Aujourd'hui, les escrocs spécialisés dans les cryptomonnaies utilisent des techniques à la fois traditionnelles et modernes pour piéger les victimes d'escroqueries de type Ponzi, de cybercriminalité ou d'arnaques à la sortie. Il va sans dire que les investisseurs doivent rester vigilants face aux risques de criminalité qui planent sur le secteur des cryptomonnaies. Malheureusement, de nombreuses arnaques, aussi ingénieuses qu'attrayantes, passent souvent inaperçues, et l'escroquerie présumée de Satowallet en est un exemple.

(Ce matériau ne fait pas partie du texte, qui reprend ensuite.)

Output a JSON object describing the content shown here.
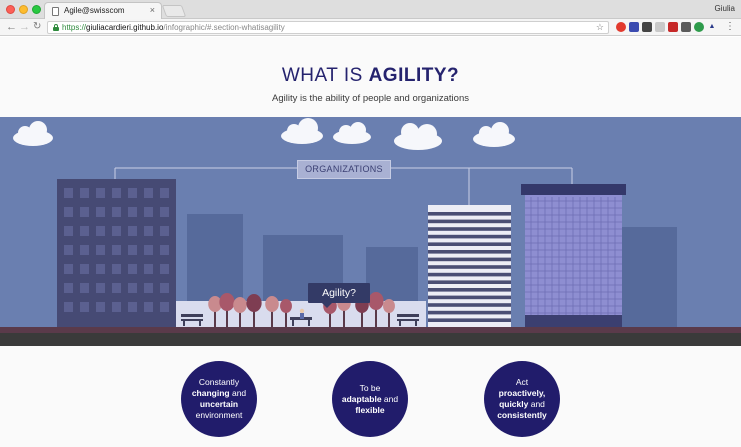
{
  "browser": {
    "tab_title": "Agile@swisscom",
    "tab_close": "×",
    "profile_name": "Giulia",
    "url_scheme": "https://",
    "url_host": "giuliacardieri.github.io",
    "url_path": "/infographic/#.section-whatisagility",
    "icons": [
      "back-arrow-icon",
      "forward-arrow-icon",
      "reload-icon",
      "lock-icon",
      "star-icon",
      "menu-dots-icon"
    ]
  },
  "hero": {
    "title_prefix": "WHAT IS ",
    "title_bold": "AGILITY?",
    "subtitle": "Agility is the ability of people and organizations"
  },
  "scene": {
    "org_label": "ORGANIZATIONS",
    "bubble_label": "Agility?",
    "colors": {
      "sky": "#6a7fb0",
      "ground": "#5a3a4a",
      "road": "#3a3a3a",
      "accent": "#211c6b"
    }
  },
  "traits": [
    {
      "line1": "Constantly",
      "bold1": "changing",
      "mid1": " and",
      "bold2": "uncertain",
      "line3": "environment"
    },
    {
      "line1": "To be",
      "bold1": "adaptable",
      "mid1": " and",
      "bold2": "flexible",
      "line3": ""
    },
    {
      "line1": "Act",
      "bold1": "proactively,",
      "mid1": "",
      "bold2": "quickly",
      "mid2": " and",
      "bold3": "consistently"
    }
  ]
}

Fondé en 2017, Satowallet prétendait être un portefeuille de cryptomonnaies basé à Dubaï, tandis que sa société mère, Blockchain Tech Hub, opérait depuis Abuja, la capitale du Nigeria. Ce portefeuille multiservices était populaire jusqu'en avril dernier, date à laquelle des utilisateurs ont commencé à douter de sa légitimité.
Les utilisateurs de portefeuilles de cryptomonnaies suscitent des soupçons.
Il semblerait que certains utilisateurs aient alerté les réseaux sociaux lorsque les retraits ont commencé à dysfonctionner. Bien que le PDG de l'entreprise affirme qu'il s'agissait d'un problème technique, la société a profité de toutes les occasions pour retarder les retraits, prétextant des problèmes de mise à jour et de maintenance.
Après sa dernière tentative, en juin, de faire semblant d'appliquer les mesures de connaissance du client (KYC), la société a annoncé des retraits manuels et a finalement cessé ses activités en août. C'est à ce moment-là que les choses ont commencé à se dégrader pour l'entreprise.
Selon l'entreprise, elle a rétabli ses services en ligne pour s'apercevoir ensuite que les fonds des utilisateurs avaient disparu. Apparemment, les cryptomonnaies se sont volatilisées des clés privées et des sauvegardes.
Bien que le PDG de Satowallet continue d'imputer le fiasco à son centre de données, l'accusant d'avoir volé les avoirs en cryptomonnaie sur les serveurs des portefeuilles, il reste à prouver si l'entreprise a réussi à orchestrer l'une des plus importantes escroqueries de sortie de l'industrie nigériane des cryptomonnaies.